Figure 1. HNK suppresses the viability of colon cancer cells. (A) A Cell Counting Kit-8 assay demonstrated the effect of HNK on the viability of several colon cancer cell lines. (B) The effect of HNK on cell cycle arrest of SW620 cells in G0/G1 phase was determined by flow cytometric analysis. (C) The endogenous protein levels of BMP7 in colon cancer cell lines were evaluated by western blot analysis. (D) A colony formation assay demonstrated the effect of HNK on the proliferation of SW620 cells compared with FHC cells. (E) The protein levels of PCNA were analyzed by western blotting in SW620 cells. The control was treated with 6 µl DMSO (equivalent to HNK 30 µM). *P<0.05, **P<0.01 vs. control groups.

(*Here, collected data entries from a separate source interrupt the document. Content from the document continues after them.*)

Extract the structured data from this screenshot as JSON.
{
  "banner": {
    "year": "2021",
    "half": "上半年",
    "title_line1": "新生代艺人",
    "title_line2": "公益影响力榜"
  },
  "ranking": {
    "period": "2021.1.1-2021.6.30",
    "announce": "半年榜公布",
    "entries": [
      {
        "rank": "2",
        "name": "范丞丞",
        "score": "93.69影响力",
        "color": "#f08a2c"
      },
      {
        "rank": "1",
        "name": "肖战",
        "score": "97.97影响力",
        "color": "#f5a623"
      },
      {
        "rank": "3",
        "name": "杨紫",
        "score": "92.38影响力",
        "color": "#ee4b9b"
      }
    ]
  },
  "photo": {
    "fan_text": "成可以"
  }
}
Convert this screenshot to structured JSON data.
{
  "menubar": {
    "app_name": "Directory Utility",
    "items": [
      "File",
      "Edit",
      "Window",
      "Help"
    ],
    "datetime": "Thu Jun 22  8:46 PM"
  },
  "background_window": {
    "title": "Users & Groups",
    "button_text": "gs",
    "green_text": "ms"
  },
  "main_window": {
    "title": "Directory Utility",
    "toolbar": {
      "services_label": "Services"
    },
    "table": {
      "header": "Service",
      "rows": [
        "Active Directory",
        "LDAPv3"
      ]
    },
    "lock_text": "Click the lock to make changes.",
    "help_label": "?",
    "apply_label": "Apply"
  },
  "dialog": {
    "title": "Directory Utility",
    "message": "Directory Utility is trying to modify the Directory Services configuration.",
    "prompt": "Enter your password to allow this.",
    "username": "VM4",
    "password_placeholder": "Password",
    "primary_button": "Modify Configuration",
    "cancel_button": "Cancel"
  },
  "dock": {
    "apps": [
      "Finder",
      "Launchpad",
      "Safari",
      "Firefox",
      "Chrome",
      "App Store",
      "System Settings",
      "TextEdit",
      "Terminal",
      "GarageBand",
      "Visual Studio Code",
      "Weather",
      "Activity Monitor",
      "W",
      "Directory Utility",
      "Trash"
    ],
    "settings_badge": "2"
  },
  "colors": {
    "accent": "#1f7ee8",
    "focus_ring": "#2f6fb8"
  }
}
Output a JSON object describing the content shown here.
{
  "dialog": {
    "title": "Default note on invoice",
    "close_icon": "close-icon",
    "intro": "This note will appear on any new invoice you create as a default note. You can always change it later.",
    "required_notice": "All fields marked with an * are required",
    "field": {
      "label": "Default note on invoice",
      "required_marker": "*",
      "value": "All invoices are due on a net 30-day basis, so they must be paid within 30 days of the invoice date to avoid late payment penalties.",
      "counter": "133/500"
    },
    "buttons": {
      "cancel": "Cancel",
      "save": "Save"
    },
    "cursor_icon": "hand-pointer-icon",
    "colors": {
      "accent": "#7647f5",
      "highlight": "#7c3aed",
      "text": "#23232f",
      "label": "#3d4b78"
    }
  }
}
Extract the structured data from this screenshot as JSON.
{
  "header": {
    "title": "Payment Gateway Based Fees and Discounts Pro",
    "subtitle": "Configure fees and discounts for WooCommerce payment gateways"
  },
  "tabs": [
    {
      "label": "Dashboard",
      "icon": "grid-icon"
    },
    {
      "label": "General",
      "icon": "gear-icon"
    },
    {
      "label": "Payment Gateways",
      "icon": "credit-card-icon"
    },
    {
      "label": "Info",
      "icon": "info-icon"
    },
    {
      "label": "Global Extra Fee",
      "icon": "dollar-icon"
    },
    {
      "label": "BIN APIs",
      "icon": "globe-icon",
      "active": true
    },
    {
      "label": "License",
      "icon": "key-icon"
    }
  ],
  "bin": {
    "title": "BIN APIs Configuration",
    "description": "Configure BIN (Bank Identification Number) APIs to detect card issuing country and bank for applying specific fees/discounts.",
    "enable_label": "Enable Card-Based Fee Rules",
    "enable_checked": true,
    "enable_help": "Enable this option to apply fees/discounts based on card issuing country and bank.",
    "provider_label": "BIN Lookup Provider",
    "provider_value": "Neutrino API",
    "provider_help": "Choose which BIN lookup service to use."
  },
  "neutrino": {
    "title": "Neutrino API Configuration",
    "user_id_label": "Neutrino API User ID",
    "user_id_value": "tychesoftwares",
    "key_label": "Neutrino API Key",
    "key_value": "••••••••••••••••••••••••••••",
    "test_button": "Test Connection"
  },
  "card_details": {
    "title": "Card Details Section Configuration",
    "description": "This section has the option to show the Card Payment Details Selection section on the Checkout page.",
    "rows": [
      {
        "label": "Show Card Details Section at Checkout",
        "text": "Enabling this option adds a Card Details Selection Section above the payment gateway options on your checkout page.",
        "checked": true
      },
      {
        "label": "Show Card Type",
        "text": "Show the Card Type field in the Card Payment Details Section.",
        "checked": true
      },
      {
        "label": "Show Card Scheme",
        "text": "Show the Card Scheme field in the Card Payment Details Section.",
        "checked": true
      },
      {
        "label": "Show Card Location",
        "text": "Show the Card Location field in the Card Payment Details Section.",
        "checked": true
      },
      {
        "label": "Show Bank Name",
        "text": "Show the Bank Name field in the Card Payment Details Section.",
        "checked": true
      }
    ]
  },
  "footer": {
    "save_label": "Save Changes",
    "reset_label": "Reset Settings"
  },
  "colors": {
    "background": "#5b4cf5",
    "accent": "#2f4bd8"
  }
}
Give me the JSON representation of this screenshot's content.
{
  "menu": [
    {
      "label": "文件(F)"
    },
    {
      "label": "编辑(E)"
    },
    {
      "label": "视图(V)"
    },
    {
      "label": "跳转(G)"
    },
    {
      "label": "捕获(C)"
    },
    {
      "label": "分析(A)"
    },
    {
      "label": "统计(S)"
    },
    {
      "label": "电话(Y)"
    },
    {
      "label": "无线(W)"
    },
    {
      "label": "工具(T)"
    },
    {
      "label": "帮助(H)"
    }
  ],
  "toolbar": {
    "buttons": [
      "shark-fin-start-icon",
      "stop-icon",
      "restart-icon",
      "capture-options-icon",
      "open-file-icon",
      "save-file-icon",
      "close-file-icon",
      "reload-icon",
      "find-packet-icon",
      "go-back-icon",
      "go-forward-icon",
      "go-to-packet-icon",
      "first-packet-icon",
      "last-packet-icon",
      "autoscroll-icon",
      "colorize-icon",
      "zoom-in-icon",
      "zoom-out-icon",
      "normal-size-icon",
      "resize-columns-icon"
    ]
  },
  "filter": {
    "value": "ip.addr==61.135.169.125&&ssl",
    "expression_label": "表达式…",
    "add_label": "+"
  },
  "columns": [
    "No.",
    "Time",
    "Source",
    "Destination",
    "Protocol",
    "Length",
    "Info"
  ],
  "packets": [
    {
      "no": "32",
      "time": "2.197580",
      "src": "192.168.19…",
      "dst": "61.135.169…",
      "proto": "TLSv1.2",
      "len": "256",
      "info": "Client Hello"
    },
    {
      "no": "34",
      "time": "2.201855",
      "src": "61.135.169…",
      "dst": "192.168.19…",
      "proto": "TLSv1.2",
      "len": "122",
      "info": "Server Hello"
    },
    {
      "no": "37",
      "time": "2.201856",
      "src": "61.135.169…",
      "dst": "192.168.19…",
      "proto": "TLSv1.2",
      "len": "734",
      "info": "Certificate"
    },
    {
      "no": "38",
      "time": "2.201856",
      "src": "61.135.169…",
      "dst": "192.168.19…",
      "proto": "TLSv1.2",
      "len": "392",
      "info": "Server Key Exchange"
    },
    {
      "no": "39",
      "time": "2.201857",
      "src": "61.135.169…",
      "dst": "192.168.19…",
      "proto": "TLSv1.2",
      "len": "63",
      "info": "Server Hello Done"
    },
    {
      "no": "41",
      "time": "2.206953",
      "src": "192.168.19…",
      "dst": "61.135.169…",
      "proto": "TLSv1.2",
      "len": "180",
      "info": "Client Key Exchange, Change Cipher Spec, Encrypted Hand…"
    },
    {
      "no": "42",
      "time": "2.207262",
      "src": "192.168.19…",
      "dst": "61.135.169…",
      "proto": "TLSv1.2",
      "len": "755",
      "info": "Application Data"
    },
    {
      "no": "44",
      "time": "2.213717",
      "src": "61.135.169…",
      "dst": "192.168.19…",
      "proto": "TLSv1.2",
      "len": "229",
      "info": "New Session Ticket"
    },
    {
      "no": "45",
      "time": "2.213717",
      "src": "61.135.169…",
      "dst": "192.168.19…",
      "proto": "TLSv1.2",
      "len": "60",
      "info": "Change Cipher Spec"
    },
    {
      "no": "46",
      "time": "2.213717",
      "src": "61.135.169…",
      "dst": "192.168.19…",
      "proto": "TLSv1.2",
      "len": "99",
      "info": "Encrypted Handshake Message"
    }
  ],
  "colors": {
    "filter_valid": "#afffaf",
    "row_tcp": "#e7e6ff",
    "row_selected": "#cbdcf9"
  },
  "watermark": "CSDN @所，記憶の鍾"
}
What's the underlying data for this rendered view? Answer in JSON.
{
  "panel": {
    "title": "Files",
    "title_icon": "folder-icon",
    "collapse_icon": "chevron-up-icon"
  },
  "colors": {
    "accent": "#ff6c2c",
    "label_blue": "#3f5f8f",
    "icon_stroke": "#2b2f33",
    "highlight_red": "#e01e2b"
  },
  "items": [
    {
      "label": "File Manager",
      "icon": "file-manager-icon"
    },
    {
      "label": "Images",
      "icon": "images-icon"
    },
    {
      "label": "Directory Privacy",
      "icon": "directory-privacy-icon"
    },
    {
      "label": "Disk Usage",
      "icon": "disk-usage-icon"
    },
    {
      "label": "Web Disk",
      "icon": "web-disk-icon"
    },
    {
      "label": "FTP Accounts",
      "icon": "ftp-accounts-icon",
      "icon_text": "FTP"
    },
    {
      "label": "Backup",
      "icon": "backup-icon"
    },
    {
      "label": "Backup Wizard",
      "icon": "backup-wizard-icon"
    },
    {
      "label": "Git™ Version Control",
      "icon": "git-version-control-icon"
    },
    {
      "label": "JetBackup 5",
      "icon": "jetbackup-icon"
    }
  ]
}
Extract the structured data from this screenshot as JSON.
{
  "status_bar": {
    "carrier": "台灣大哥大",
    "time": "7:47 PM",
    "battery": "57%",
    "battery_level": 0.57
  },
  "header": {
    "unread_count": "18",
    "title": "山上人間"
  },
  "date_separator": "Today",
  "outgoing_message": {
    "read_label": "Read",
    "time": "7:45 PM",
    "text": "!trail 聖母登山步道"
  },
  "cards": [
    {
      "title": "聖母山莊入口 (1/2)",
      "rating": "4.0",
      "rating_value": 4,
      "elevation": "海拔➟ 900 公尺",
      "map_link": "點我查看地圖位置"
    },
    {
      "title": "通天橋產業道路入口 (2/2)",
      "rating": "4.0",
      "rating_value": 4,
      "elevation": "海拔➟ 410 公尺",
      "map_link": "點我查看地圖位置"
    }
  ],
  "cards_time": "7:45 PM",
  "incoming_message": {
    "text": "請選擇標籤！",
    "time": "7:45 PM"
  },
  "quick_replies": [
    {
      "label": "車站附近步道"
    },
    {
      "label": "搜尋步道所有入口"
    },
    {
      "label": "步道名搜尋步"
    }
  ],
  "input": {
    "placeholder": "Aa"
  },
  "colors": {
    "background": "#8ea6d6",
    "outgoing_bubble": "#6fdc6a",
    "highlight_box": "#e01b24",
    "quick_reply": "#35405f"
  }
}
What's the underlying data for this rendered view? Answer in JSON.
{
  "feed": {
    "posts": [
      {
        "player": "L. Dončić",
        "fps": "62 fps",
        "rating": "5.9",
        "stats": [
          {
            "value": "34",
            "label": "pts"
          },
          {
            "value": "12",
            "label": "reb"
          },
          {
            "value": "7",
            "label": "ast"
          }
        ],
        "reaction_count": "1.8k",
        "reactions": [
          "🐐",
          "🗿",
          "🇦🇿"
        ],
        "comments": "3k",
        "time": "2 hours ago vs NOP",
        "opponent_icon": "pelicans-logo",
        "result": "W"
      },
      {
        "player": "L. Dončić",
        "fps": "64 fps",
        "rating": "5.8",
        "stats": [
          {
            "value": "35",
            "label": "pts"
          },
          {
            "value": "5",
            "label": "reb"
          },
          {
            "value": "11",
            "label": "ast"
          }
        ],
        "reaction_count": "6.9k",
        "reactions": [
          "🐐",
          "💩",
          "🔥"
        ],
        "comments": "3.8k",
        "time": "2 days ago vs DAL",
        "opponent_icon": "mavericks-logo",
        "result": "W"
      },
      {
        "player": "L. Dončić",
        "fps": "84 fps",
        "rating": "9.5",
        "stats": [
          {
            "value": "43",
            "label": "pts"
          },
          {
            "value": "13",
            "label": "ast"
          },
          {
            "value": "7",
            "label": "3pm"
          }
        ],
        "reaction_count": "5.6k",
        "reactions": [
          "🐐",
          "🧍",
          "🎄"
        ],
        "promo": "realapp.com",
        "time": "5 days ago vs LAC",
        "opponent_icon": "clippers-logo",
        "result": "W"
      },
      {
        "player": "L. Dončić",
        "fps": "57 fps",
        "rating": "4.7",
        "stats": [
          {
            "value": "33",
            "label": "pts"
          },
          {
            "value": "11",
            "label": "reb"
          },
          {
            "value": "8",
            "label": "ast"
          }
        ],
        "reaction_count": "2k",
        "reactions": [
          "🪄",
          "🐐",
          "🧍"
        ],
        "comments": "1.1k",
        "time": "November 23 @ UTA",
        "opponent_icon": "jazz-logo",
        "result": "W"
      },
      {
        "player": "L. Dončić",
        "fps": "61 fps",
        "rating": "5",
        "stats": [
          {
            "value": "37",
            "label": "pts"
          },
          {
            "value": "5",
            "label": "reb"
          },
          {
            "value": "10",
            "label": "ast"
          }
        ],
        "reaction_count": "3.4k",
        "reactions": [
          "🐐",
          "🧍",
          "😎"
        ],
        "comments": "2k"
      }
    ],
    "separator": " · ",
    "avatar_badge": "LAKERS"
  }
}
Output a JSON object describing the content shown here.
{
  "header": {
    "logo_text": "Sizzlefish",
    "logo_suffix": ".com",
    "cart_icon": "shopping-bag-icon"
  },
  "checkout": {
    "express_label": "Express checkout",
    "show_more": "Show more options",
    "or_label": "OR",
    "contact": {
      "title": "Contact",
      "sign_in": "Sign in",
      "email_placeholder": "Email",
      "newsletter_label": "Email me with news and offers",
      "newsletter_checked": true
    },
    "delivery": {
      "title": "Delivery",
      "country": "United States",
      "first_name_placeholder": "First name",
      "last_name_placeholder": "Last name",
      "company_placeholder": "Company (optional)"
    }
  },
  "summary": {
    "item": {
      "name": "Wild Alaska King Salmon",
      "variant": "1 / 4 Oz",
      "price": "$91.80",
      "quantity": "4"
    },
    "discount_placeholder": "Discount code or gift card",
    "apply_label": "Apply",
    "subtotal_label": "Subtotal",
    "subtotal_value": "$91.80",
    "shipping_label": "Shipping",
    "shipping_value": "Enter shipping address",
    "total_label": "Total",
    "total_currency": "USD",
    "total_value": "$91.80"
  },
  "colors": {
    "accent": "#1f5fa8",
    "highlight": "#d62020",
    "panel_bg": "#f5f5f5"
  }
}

HNK, honokiol; PCNA, proliferating cell nuclear antigen.

Effects of HNK on the apoptosis of SW620 cells

Apoptosis may be regarded as a measure of the efficacy of various anticancer treatments (35). The present study investigated the effects of HNK on the expression of Bcl-2 family genes Bcl-2 and Bad, which are involved in the growth and development of cancer (36,37). RT-qPCR and western blot analysis were used to determine the apoptosis-inducing effects of HNK in SW620 cells. As presented in Fig. 2A and C, HNK induced a dose- and time-dependent increase of Bad expression, while reducing the levels of Bcl-2 in SW620 cells (Fig. 2B and D). To further confirm the effects of HNK on the induction of cell apoptosis, an Annexin V-EGFP staining assay was used, which indicated that HNK significantly promoted apoptosis in SW620 cells (Fig. 2E). Thus, these results suggested that HNK induces apoptosis in colon cancer cells.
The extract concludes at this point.